Study: radiation an important addition to treatment for pancreatic cancer surgery candidates
Radiation therapy was associated with a lower risk of cancer recurrence in pancreatic cancer surgery patients, making it, like chemotherapy, an important addition to treatment, Mayo Clinic research found.
Whether radiotherapy helps patients after pancreatic cancer surgery has been a long-standing question, and the findings suggest that it does, says senior author Dr. Christopher Hallemeier, a radiation oncologist at the Mayo Clinic Cancer Center. The study is published in the American Society for Radiation Oncology's International Journal of Radiation Oncology, Biology, Physics.
The researchers studied 458 patients who had pancreatic cancer surgery at Mayo Clinic between March 1987 and January 2011. Of those patients, 378 received chemotherapy and radiation therapy after surgery, and 80 had only chemotherapy after their operations.
Eighty percent of those who received chemotherapy and radiation after surgery had no recurrence of cancer within the area targeted by the radiation, the tumor bed and lymph nodes, within five years after diagnosis. That compared with 68 percent of those who had chemotherapy only following their operations. Additionally, patients who received radiotherapy had longer survival times.

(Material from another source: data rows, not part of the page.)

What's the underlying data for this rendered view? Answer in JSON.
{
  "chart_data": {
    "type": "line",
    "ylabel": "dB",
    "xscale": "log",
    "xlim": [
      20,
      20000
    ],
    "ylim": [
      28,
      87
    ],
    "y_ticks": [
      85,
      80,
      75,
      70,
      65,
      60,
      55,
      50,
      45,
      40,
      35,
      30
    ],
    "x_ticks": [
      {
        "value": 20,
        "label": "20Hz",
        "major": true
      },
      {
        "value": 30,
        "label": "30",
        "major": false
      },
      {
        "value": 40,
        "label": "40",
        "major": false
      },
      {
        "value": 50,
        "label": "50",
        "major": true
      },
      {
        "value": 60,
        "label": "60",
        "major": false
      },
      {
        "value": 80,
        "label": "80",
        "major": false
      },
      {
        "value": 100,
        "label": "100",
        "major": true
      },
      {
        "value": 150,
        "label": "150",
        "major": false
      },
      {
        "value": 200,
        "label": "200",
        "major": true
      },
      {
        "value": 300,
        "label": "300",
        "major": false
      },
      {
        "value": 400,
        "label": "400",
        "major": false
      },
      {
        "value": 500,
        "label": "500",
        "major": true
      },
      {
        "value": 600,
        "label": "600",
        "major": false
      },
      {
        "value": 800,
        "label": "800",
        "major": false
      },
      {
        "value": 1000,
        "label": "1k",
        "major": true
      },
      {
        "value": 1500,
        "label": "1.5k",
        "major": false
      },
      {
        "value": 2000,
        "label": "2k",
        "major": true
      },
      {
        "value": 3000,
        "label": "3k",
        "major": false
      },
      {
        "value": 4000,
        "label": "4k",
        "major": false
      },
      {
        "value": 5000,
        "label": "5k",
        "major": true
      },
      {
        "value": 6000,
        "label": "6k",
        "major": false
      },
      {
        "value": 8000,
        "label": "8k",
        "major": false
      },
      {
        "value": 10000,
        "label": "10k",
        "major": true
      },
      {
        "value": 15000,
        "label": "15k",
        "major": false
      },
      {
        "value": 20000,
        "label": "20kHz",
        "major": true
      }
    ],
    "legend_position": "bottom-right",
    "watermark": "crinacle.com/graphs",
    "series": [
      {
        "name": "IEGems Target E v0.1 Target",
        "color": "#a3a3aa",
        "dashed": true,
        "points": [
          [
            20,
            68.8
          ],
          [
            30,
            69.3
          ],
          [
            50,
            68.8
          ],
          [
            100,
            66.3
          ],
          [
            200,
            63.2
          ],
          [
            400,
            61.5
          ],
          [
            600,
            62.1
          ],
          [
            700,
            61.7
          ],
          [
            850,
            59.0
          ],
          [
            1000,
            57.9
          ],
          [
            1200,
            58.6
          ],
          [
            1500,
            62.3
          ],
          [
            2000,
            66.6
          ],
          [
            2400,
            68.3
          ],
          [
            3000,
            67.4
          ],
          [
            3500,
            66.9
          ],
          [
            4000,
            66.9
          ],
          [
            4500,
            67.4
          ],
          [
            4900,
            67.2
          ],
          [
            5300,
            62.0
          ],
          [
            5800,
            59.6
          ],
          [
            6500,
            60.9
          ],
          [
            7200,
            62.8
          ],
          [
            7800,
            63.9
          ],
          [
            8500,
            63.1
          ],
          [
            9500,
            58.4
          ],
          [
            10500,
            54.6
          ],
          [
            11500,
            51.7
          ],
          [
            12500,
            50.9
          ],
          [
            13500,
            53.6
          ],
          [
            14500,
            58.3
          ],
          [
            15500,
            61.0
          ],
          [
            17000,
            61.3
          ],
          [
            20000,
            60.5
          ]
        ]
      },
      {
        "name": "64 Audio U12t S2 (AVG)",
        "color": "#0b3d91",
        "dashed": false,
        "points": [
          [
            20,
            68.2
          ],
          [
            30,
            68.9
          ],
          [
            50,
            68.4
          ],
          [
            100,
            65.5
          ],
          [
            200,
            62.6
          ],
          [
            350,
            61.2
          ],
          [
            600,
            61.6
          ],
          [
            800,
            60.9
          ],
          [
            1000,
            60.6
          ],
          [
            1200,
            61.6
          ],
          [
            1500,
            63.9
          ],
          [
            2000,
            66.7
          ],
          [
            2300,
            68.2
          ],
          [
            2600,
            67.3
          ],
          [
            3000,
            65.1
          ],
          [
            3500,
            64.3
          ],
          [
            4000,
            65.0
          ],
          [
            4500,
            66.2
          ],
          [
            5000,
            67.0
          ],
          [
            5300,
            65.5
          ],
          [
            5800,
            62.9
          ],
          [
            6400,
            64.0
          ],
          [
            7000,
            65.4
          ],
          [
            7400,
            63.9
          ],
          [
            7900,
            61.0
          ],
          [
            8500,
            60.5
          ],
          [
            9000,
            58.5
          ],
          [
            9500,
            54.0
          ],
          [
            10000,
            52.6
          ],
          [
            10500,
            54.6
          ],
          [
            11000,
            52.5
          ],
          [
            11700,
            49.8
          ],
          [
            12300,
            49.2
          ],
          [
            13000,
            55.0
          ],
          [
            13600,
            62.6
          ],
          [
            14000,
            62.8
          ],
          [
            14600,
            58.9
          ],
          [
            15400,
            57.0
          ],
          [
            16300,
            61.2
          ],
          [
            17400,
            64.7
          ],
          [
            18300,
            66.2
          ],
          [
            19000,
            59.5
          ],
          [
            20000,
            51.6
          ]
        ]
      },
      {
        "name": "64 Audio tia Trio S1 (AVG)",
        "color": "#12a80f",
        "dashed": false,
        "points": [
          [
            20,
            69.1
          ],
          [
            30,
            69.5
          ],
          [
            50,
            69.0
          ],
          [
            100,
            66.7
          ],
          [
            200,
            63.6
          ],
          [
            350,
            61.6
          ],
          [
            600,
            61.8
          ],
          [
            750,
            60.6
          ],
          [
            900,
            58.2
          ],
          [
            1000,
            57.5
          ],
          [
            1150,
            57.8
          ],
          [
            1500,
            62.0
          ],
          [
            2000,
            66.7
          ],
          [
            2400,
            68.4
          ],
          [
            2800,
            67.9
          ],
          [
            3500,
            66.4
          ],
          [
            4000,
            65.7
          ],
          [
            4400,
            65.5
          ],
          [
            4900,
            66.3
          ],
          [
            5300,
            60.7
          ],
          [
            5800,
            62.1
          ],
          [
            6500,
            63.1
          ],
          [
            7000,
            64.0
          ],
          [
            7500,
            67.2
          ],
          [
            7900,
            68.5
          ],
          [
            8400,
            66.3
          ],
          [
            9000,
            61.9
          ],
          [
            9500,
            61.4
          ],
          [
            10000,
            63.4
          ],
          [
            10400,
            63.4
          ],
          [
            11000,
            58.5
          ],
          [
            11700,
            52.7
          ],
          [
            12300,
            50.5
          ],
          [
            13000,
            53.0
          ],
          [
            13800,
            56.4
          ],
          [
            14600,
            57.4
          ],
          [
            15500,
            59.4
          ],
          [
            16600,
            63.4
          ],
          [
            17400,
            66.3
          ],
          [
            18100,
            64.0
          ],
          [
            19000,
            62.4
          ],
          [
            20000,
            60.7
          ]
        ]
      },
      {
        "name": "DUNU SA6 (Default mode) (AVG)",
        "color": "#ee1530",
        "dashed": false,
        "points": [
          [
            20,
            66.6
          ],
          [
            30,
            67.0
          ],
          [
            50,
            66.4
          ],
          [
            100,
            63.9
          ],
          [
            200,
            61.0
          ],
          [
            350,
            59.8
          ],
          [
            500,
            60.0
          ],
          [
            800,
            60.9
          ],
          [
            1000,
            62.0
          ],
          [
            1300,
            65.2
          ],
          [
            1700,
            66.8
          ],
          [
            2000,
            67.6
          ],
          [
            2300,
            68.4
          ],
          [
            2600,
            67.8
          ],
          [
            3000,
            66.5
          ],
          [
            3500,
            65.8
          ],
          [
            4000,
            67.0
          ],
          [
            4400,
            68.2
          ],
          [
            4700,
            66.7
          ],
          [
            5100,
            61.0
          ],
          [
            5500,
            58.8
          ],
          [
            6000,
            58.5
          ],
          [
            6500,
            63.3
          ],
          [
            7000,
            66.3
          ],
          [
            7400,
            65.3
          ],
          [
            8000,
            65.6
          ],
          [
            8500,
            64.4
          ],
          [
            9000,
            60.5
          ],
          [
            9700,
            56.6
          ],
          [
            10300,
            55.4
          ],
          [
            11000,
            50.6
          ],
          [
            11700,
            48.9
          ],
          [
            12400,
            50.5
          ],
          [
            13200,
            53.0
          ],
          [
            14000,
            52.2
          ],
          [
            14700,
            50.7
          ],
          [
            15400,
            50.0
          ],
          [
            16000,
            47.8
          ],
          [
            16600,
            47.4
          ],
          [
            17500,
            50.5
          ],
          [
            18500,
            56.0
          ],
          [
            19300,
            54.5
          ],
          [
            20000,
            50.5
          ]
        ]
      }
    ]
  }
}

Over the past five years or so, the trend has been toward providing chemotherapy and radiation before surgery in an increasing number of patients with operable pancreatic cancer, Hallemeier says. He and his colleagues plan research to study the benefit of that, but first wanted to address the longtime question of whether radiation helps after surgery.
"The role of radiation therapy in operable pancreatic cancer has been somewhat controversial. There have been some studies that have shown a benefit and some studies that have not shown a benefit," Hallemeier says. "Our large study suggests that adding radiation treatment in combination with surgery and chemotherapy reduces the rate of cancer recurrence."
Pancreatic cancer is the fourth-leading cause of cancer death, and it is on the rise. About 50,000 people are diagnosed with pancreatic cancer each year in the U.S., and in about half, the cancer has spread elsewhere in the body, ruling out surgery. Historically, only about 7 percent of pancreatic cancer patients have lived at least five years after diagnosis.
Only about 15 percent of patients have cancer isolated within the pancreas, making them candidates for an operation to remove the tumor. In the other 35 percent, the cancer involves critical blood vessels outside the pancreas; in some cases, especially with chemotherapy and radiation before surgery, operations are complex but possible.
"The black and white, 'surgery yes or no' that historically has been the first approach, that's being blurred. We're realizing that there are patients in the middle of the spectrum who may be candidates for surgery," Hallemeier says. "With tailored approaches to treatment before surgery, for example using chemotherapy first to see how the tumor responds, and then selectively using radiation, I think we can personalize treatment for patients who are most likely to benefit."